Taking the cue that the subject of her family was exhausted, Sam said, “This truck surely is a handy vehicle to have around here. I may buy something like it.”

“I love the Silverado.” She ran her hand along the dashboard in almost a caress. “I’d hate to part with it. I like it better than the Lexus I had for a while.”

They pulled to a stop beside the river. Soon the two of them were bobbing down shallow rapids on their inner tubes, dodging boulders and paddling when the current calmed. Dowser ran along the bank barking and twisting his bobtailed bottom with excitement.

They made several trips down the river before they called a break for a late afternoon lunch. They sat on a blanket Sam had spread under a buckeye tree and dined on meat loaf sandwiches and beer that tasted like ambrosia to Max.

“Did you have fun?” he asked.

“Lots of fun.
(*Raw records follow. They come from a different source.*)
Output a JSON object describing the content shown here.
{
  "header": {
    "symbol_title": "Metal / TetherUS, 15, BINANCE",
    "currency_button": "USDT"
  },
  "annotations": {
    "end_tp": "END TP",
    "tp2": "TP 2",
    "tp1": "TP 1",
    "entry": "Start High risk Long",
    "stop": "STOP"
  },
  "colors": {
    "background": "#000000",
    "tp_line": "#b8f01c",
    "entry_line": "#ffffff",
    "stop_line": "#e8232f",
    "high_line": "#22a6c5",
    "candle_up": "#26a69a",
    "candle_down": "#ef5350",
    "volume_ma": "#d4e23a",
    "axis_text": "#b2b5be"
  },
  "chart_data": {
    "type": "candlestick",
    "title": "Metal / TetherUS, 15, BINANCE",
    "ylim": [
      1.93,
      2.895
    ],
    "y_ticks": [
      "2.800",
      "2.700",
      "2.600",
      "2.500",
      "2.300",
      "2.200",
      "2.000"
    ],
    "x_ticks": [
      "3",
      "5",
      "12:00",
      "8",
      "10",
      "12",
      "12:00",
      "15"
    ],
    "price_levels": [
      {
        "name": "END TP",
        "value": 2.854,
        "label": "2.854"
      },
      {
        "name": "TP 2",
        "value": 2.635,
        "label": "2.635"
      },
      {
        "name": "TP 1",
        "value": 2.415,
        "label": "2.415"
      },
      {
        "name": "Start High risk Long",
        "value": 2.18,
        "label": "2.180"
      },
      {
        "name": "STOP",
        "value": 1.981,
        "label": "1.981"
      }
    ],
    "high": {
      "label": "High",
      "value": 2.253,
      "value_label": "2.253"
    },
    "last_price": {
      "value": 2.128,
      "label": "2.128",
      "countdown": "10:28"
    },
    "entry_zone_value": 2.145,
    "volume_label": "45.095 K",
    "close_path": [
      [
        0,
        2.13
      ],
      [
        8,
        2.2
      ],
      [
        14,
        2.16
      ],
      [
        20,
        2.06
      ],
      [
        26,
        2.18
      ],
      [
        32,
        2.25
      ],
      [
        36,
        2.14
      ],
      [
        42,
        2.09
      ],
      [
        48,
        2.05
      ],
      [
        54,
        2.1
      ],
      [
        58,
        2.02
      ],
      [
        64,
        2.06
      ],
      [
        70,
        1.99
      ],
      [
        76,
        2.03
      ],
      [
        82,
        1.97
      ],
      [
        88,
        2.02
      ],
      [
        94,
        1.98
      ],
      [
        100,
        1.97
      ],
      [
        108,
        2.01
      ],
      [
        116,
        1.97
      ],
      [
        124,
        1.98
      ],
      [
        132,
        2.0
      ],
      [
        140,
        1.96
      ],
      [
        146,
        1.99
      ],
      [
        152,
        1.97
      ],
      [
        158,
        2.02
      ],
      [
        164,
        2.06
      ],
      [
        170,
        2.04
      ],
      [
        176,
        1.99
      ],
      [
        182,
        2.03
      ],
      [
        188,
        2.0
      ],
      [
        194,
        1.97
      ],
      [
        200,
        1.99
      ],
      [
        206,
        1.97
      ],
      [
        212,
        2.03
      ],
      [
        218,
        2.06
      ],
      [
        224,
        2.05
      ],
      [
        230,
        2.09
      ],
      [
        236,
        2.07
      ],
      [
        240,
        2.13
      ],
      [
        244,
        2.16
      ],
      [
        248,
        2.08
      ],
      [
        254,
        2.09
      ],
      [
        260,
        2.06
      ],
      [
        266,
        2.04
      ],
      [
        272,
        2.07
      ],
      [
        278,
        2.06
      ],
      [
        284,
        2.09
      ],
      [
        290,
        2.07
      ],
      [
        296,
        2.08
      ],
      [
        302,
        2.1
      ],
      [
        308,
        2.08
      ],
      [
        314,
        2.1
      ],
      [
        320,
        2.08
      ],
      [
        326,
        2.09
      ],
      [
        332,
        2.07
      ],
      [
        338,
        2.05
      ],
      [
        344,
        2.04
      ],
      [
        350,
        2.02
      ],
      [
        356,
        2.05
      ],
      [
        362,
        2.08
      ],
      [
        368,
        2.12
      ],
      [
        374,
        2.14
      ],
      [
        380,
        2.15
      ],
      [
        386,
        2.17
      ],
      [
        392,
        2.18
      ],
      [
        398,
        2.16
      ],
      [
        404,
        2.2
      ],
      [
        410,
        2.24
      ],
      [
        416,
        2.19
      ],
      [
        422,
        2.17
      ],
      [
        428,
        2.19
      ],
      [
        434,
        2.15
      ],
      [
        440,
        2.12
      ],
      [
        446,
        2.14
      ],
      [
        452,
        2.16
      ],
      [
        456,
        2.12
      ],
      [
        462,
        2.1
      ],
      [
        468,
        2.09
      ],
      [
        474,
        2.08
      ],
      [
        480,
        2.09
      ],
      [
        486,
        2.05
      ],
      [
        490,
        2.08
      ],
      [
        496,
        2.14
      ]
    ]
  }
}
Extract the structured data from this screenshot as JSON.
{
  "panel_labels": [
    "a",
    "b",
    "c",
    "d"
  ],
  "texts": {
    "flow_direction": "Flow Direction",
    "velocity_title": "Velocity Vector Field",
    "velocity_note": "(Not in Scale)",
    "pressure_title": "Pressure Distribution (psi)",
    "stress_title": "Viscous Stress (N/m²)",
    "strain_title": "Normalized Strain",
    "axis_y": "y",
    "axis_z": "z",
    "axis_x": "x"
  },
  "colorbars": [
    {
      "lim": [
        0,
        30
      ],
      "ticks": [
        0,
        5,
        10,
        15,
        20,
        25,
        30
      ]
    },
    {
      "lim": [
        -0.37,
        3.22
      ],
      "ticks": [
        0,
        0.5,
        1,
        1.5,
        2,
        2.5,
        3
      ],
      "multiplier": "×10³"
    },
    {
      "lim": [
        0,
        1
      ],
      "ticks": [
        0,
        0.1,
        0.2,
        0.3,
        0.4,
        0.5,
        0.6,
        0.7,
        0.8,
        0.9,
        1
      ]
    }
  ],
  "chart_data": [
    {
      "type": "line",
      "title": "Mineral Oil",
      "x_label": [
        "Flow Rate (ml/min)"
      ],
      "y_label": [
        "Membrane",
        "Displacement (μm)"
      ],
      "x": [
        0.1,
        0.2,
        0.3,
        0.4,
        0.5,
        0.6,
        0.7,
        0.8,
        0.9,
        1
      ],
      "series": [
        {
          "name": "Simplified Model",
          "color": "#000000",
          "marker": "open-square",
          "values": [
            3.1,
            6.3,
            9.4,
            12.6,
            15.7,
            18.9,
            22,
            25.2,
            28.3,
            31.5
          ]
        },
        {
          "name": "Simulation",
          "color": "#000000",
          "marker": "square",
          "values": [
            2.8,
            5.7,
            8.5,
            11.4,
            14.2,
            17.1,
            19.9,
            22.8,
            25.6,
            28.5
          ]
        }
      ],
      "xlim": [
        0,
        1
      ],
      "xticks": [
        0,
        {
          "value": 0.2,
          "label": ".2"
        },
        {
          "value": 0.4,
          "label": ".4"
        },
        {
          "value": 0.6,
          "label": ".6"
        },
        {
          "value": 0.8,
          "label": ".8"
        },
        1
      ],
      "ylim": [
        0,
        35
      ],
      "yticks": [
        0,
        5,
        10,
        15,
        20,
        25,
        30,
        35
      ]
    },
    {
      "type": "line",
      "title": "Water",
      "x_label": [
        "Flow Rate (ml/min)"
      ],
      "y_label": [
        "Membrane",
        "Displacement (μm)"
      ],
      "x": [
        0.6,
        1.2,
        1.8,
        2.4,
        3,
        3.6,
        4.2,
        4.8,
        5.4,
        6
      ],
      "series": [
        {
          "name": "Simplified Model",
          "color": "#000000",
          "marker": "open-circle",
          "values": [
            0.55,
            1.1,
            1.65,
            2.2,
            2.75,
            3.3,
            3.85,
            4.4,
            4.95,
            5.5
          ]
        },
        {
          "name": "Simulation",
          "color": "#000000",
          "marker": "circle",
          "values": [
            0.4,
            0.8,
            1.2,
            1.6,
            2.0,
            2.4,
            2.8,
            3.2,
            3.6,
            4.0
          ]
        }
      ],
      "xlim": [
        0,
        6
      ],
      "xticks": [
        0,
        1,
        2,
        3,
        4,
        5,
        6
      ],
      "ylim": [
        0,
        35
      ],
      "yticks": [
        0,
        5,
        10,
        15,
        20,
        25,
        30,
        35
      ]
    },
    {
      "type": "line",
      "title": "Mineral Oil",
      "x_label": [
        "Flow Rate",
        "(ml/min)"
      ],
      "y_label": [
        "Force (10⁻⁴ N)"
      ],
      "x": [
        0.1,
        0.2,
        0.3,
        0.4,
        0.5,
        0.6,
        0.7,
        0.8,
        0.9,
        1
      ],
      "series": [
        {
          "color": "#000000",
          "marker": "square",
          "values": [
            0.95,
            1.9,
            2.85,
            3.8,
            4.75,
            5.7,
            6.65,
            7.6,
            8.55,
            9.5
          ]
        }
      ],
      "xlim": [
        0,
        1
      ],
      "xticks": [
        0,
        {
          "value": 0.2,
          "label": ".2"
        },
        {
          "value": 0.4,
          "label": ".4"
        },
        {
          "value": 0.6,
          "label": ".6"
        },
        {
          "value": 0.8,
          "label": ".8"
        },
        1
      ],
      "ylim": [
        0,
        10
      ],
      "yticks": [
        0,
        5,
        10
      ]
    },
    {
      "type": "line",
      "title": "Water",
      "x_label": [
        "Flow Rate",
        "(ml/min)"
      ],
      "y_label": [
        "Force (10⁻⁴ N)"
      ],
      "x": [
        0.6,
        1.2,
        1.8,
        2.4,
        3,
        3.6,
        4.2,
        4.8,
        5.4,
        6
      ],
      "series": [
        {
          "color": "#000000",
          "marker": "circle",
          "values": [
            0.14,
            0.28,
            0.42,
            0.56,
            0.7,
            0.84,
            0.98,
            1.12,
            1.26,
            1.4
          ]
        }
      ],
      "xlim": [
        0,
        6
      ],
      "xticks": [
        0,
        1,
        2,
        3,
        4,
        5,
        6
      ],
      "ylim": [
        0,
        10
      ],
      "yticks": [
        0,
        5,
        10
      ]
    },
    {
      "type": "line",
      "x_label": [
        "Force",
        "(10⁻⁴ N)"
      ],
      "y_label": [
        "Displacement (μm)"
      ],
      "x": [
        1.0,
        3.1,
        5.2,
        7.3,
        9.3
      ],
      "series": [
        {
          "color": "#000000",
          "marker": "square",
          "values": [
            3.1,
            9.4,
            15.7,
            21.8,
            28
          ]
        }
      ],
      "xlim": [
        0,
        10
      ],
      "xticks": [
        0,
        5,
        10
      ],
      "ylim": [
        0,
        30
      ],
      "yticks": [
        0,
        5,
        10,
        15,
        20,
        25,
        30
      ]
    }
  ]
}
Even if my bottom did get a little battered on the rocks.” Sam popped the top of another beer and offered it to her. She shook her head. “I couldn’t hold another thing.” Her fingers gently touched his shin, where the bruises were fading from purple to a yellowish shade and the scrape was new pink skin. “I’m sorry about this.”

“I’m not.” His eyes lit with an impish grin. “Think what a story we can tell our grandkids.”

Smiling wistfully, Max let the comment go by and lay back on the blanket. Sam stretched out on his stomach beside her and tickled her nose with a tiny yellow wild flower he’d plucked. She had never been so contented in her life. At this moment she didn’t have a care in the world. It was unbelievable how her life had changed in the last few days. She had a feeling that things were finally turning around for her.

Chapter 7
 

 

Max had a splitting headache and her feet hurt. To top it all off, she could feel a run slither up the leg of her last decent pair of pantyhose. She shucked her navy pin-striped jacket, tossed it on the seat of the truck, and climbed in after it. Crossing her arms over the steering wheel, she rested her head against them and fought the blue devils tormenting her.